During the war, the 99th had 52 of their number killed, six were listed as missing in action, and another 207 wounded, some several times in the course of the fighting. They were known as a tough and able battalion. As one officer of the 2nd Armored Division commented approvingly: “This is the only damned infantry outfit in the world that tanks have to worry about keeping up with.”

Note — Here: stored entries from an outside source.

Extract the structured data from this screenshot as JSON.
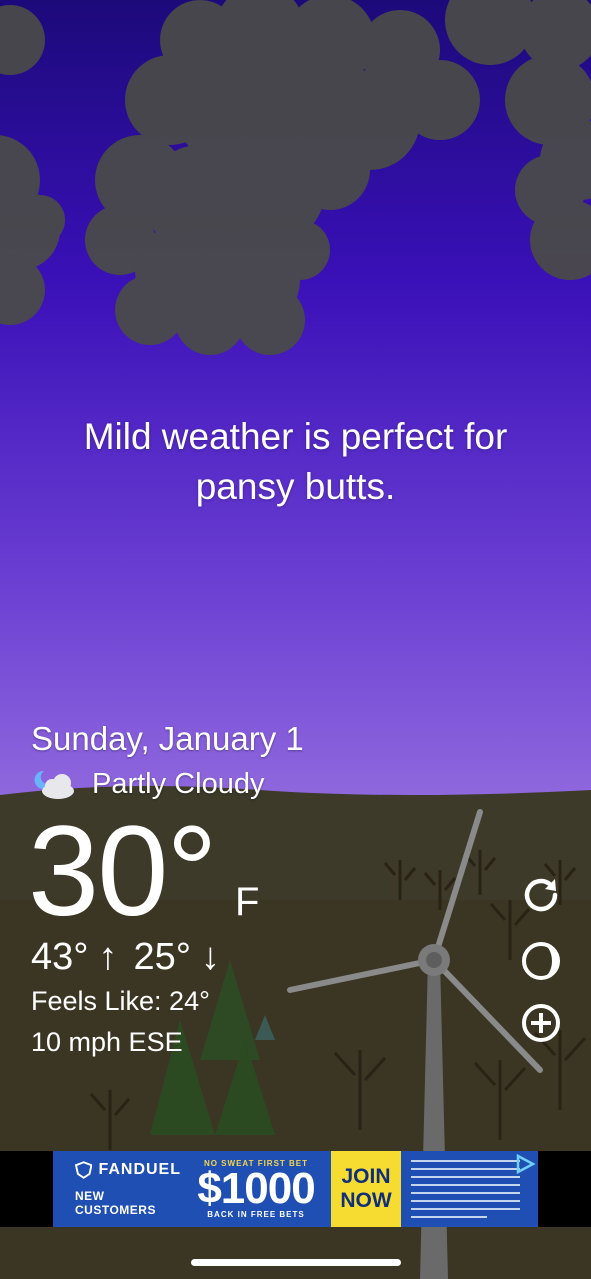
{
  "message": "Mild weather is perfect for pansy butts.",
  "date": "Sunday, January 1",
  "condition": {
    "icon": "moon-cloud-icon",
    "text": "Partly Cloudy"
  },
  "temperature": {
    "value": "30°",
    "unit": "F"
  },
  "hilo": {
    "high": "43°",
    "high_arrow": "↑",
    "low": "25°",
    "low_arrow": "↓"
  },
  "feels_like": "Feels Like: 24°",
  "wind": "10 mph ESE",
  "buttons": [
    "refresh-icon",
    "moon-phase-icon",
    "add-icon"
  ],
  "ad": {
    "brand": "FANDUEL",
    "tagline": "NEW CUSTOMERS",
    "top_small": "NO SWEAT FIRST BET",
    "amount": "$1000",
    "bottom_small": "BACK IN FREE BETS",
    "cta_line1": "JOIN",
    "cta_line2": "NOW",
    "choices_icon": "ad-choices-icon"
  },
  "colors": {
    "sky_top": "#1c0a7a",
    "sky_bottom": "#b9a1ea",
    "ground": "#3a3420",
    "ad_blue": "#1f4fb3",
    "ad_yellow": "#f6dc31"
  }
}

What is engaging about this book is that you get to hear the authentic voices of the soldiers through their memoirs, journal entries, and letters. Some are long, some are short, but all are worth reading for the insights you get into the minds of the ordinary soldier and what catches his eye. What I found particularly interesting were the details the various writings reveal about the soldiers’ daily lives during the war years. You get their perspective rather than some military historian’s viewpoint and interpretation. Most of the authors come across as very nice men who enjoyed visiting with the locals in England and France, and they especially had a good time with the pubs and women of Wales. Their outlooks are clearly Scandinavian, and one of their more common sayings that betrays their optimistic fatalism was, “Nothing is so bad, but it couldn’t be worse.” There are some “blood and guts” remembrances, but not too many. The majority of the accounts deal with the everyday aspects of being a Norwegian-American soldier in World War II: the rigors of training, the misery of a foxhole in winter, the food (good and bad), the fun of leave in Paris, and the joy of visiting with relatives in Norway after World War II is over.
If you are at all interested in what it was like to be a soldier in World War II, particularly a Norwegian-American one, this book is for you. It was just recently published on July 31, 2023, by Casemate, which is well known for their books on military history.